While in Northern Ireland, Mawhinney helped begin the peace process when tension between Protestants and Catholics began to escalate. “We tried to find areas of common ground and build on it,” he said. “It was difficult because they made attempts to kill us.”


He said the experience taught him that no democratic nation should cower in the face of terrorism. “Democracies have to stand firm; they can’t be pushed around,” he told a TV audience during a visit to Orlando, Fla., in March. “You cannot accomplish by violence what should be accomplished through the political process.”


Mawhinney said his party supported the British government’s decision to go to war in Iraq, and he regrets Spanish Prime Minister Jose Luis Rodriguez Zapatero’s decision to pull troops from Iraq in the wake of the Madrid terror bombing. Still, he said, “I think the cause on which we are embarked [in Iraq] will prevail.”


Looking back on his career, Mawhinney said he marvels at how far God has brought him. He said he remembers sitting in an 800-year-old cathedral in Peterborough, later named Cambridgeshire North West, telling God he didn’t know why He had brought him there.

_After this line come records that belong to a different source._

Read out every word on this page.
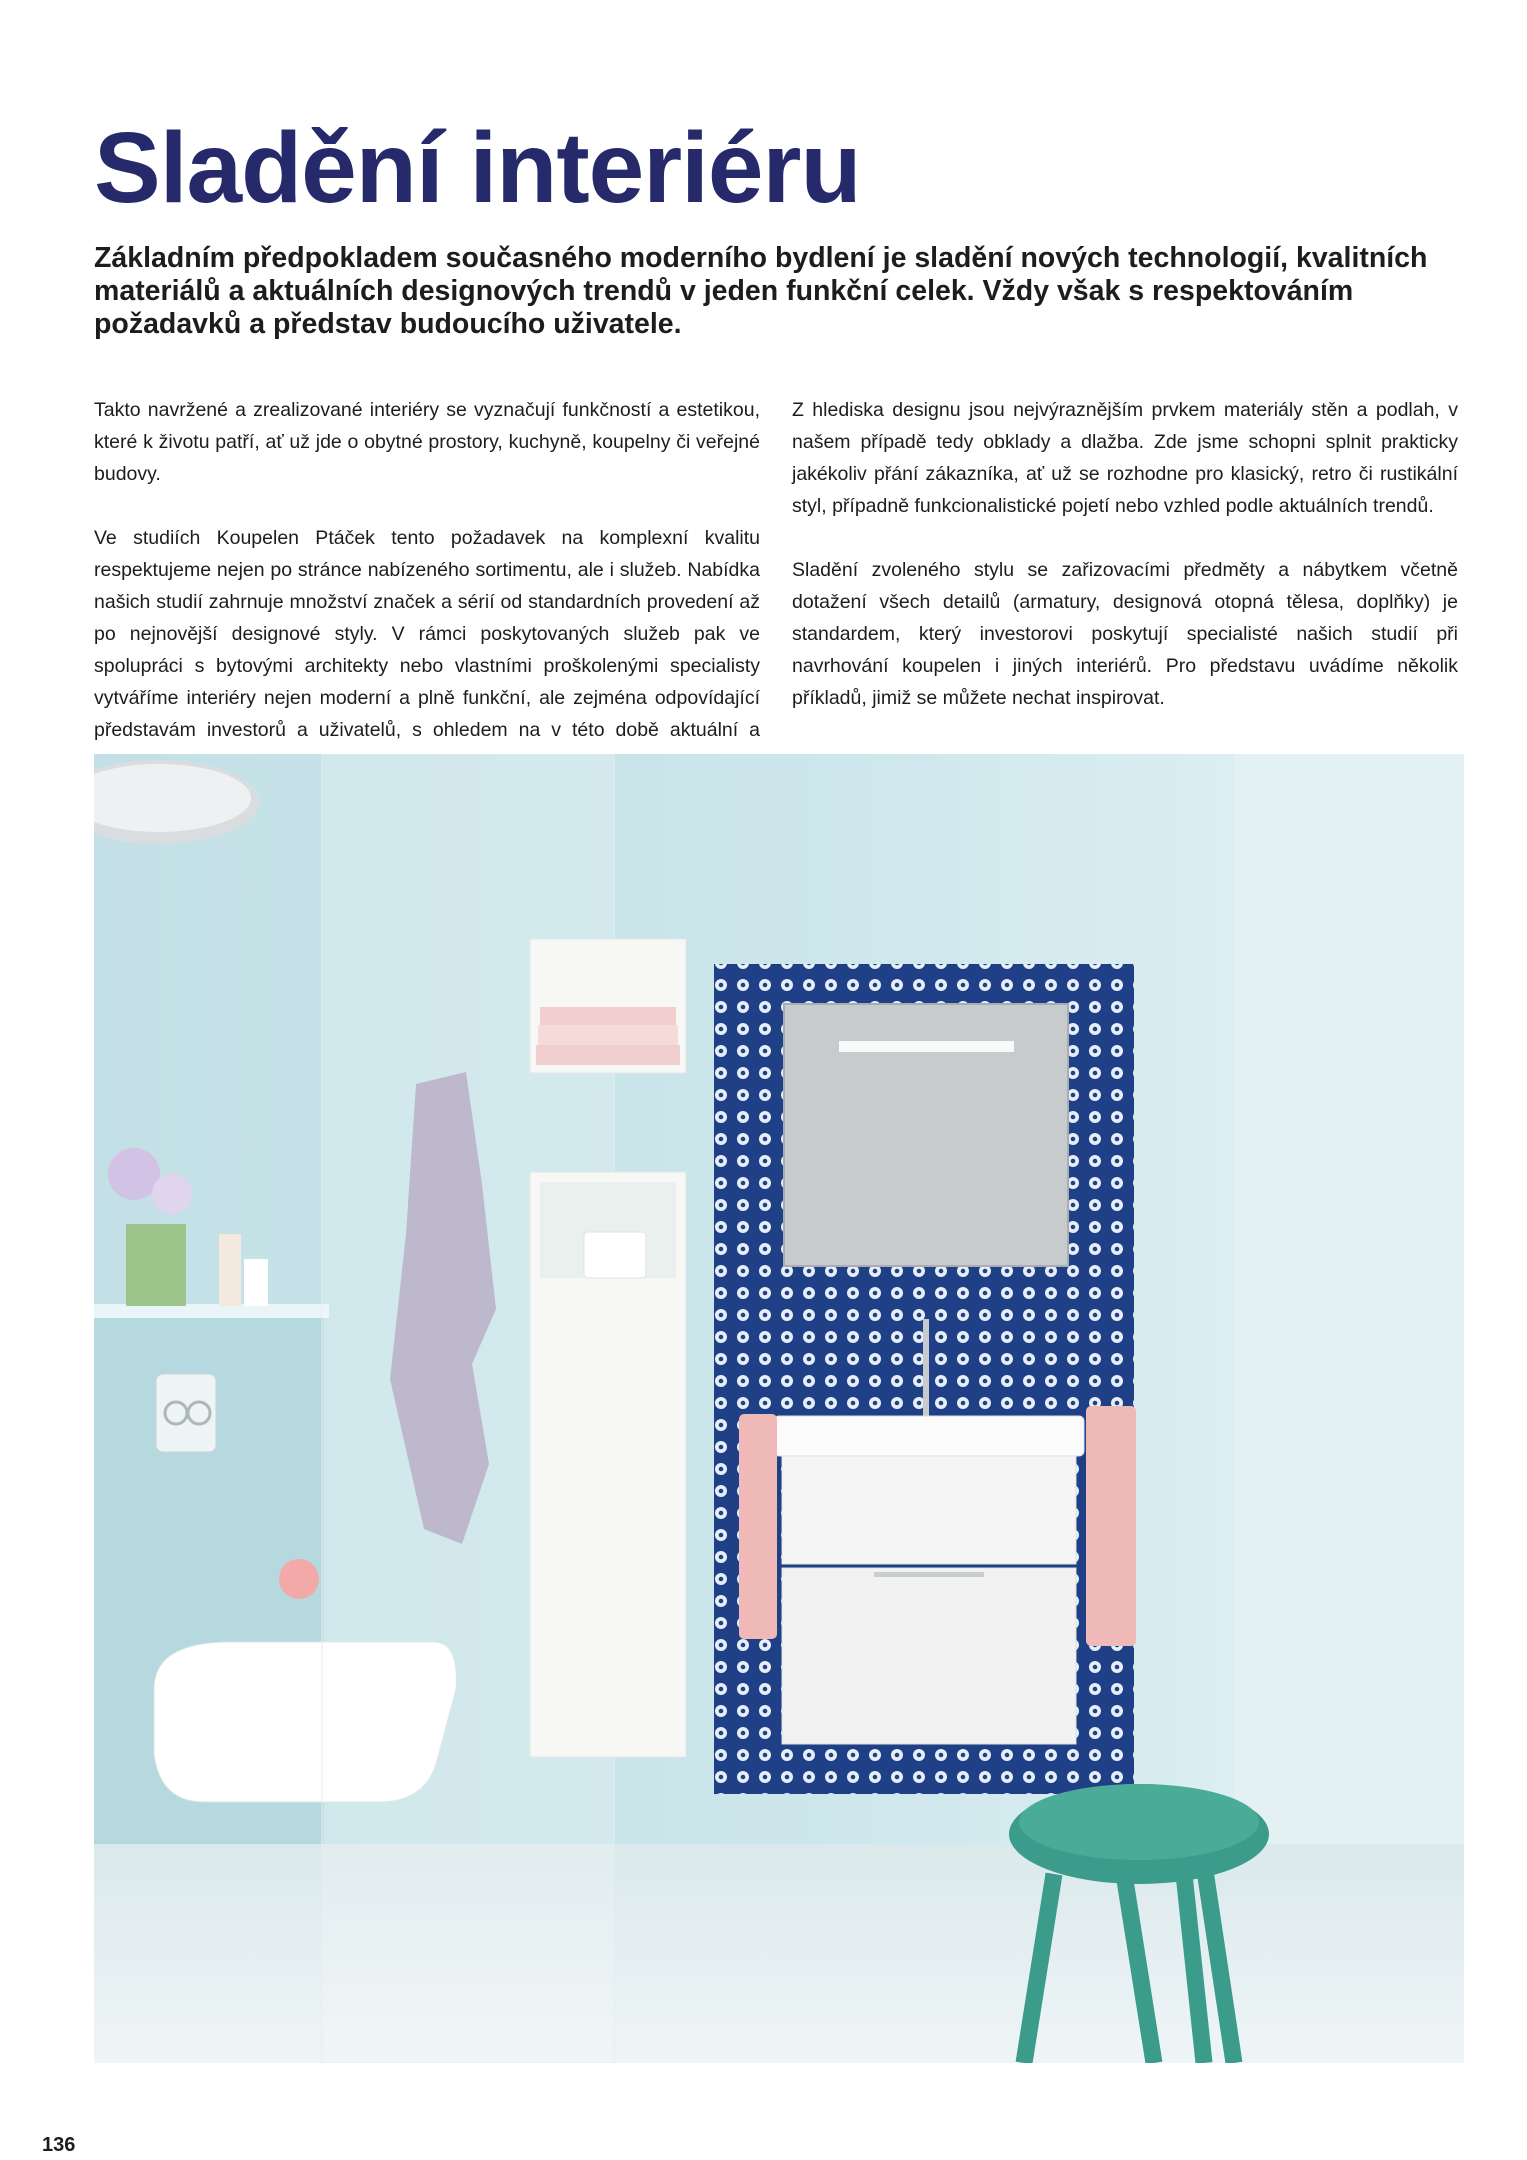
Sladění interiéru

Základním předpokladem současného moderního bydlení je sladění nových technologií, kvalitních materiálů a aktuálních designových trendů v jeden funkční celek. Vždy však s respektováním požadavků a představ budoucího uživatele.

Takto navržené a zrealizované interiéry se vyznačují funkčností a estetikou, které k životu patří, ať už jde o obytné prostory, kuchyně, koupelny či veřejné budovy.

Ve studiích Koupelen Ptáček tento požadavek na komplexní kvalitu respektujeme nejen po stránce nabízeného sortimentu, ale i služeb. Nabídka našich studií zahrnuje množství značek a sérií od standardních provedení až po nejnovější designové styly. V rámci poskytovaných služeb pak ve spolupráci s bytovými architekty nebo vlastními proškolenými specialisty vytváříme interiéry nejen moderní a plně funkční, ale zejména odpovídající představám investorů a uživatelů, s ohledem na v této době aktuální a

Z hlediska designu jsou nejvýraznějším prvkem materiály stěn a podlah, v našem případě tedy obklady a dlažba. Zde jsme schopni splnit prakticky jakékoliv přání zákazníka, ať už se rozhodne pro klasický, retro či rustikální styl, případně funkcionalistické pojetí nebo vzhled podle aktuálních trendů.

Sladění zvoleného stylu se zařizovacími předměty a nábytkem včetně dotažení všech detailů (armatury, designová otopná tělesa, doplňky) je standardem, který investorovi poskytují specialisté našich studií při navrhování koupelen i jiných interiérů. Pro představu uvádíme několik příkladů, jimiž se můžete nechat inspirovat.

136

It was 1979, and he was one of more than 90 people to apply to be the Parliamentarian candidate for the region.


He said while sitting on the pew, he heard a voice tell him, “This is where I want you to be.” Though the people of Peterborough knew little about him, they chose Mawhinney as their representative, launching his political career.

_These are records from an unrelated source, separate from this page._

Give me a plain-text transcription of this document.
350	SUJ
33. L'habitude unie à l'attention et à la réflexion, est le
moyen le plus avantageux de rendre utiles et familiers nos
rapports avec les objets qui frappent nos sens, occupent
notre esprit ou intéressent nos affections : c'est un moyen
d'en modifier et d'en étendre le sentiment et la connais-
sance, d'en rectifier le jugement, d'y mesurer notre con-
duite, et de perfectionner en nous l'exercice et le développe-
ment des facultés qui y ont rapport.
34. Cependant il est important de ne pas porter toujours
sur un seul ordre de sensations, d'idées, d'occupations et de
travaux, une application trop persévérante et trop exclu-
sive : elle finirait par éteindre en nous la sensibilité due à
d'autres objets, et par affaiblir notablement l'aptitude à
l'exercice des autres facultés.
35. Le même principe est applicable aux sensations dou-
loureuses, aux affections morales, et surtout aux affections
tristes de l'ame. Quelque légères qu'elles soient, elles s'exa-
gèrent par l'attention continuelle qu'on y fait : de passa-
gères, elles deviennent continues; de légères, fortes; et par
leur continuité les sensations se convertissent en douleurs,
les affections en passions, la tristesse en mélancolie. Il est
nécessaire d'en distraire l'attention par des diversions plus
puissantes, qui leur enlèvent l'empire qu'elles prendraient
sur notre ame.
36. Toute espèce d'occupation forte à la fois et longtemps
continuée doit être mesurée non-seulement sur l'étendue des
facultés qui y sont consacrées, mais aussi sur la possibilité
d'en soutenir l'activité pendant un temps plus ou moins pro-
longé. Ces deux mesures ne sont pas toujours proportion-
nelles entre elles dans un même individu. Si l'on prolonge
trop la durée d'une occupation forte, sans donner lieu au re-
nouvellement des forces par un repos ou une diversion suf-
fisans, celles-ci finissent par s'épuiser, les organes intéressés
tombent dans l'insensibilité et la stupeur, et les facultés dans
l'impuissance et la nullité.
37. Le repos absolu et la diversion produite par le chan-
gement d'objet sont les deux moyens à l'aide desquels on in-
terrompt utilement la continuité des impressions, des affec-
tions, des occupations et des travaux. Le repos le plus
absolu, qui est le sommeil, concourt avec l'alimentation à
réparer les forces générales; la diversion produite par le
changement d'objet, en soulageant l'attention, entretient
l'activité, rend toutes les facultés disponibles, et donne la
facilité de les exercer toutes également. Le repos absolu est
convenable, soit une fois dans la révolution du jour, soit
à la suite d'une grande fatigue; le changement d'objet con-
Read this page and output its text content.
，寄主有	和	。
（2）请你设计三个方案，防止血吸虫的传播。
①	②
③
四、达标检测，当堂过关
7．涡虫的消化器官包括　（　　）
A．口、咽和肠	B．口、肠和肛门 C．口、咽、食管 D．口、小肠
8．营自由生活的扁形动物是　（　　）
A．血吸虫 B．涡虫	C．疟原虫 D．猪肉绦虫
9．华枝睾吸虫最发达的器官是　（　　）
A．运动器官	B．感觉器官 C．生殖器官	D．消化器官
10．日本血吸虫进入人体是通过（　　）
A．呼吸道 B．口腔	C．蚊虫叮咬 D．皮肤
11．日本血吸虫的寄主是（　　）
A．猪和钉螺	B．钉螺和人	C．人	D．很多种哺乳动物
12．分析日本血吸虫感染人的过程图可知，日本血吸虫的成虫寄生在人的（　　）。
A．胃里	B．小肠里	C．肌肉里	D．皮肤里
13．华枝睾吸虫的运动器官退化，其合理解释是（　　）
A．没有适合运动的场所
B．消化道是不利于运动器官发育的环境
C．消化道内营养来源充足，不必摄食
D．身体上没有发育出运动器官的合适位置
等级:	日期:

Perhaps because he had such a dramatic experience, Mawhinney said he has had a keen sense of calling to public life. “God calls individuals to do what He calls them to do,” Mawhinney said. “God has not called all people to be politicians, but He has given us the privilege of living in a democracy.”


He says that privilege breeds a responsibility among Christians to get involved on some level, whether simply by voting, participating in school boards or city councils, or seeking state or national office.


He said if Christians believe this is the Father’s world, “then we have the opportunity, and I would say the responsibility within certain limits, to try to engage in that process to try to shift the values of the systems to which we attach importance.”


He said being known as a committed Christian has been an advantage for him. “People like to know their elected representatives believe in things, even if they don’t share the beliefs,” Mawhinney said.


However, he said he has received criticism from Christians who believed he had no business in politics. “There is still a … stream within particularly the evangelical wings of the church, and I would guess the charismatic wings of the church too, there is still a strong sense of, ‘Come out from among them and be ye separate.'”


He says many Christians are concerned that politics requires compromise. “If we didn’t compromise with each other, there’d never be a church program,” he said. “If you mean compromise in the sense of calling into question the fundamentals of my faith, I don’t do that. In our system, we don’t have to do that.”


The 63-year-old plans to stay active in his retirement. Married with three adult children, Mawhinney is president of England’s football league and serves on the board of World Relief, a Christian humanitarian organization. He said he may write another book; his autobiography, In the Firing Line, released in 1999.


Although he says Christians need more teaching about how they can fuse their faith with political activity, he is encouraged. “Twenty-five years ago I was a serious oddball,” Mawhinney said. “Now, I’m just an oddball.”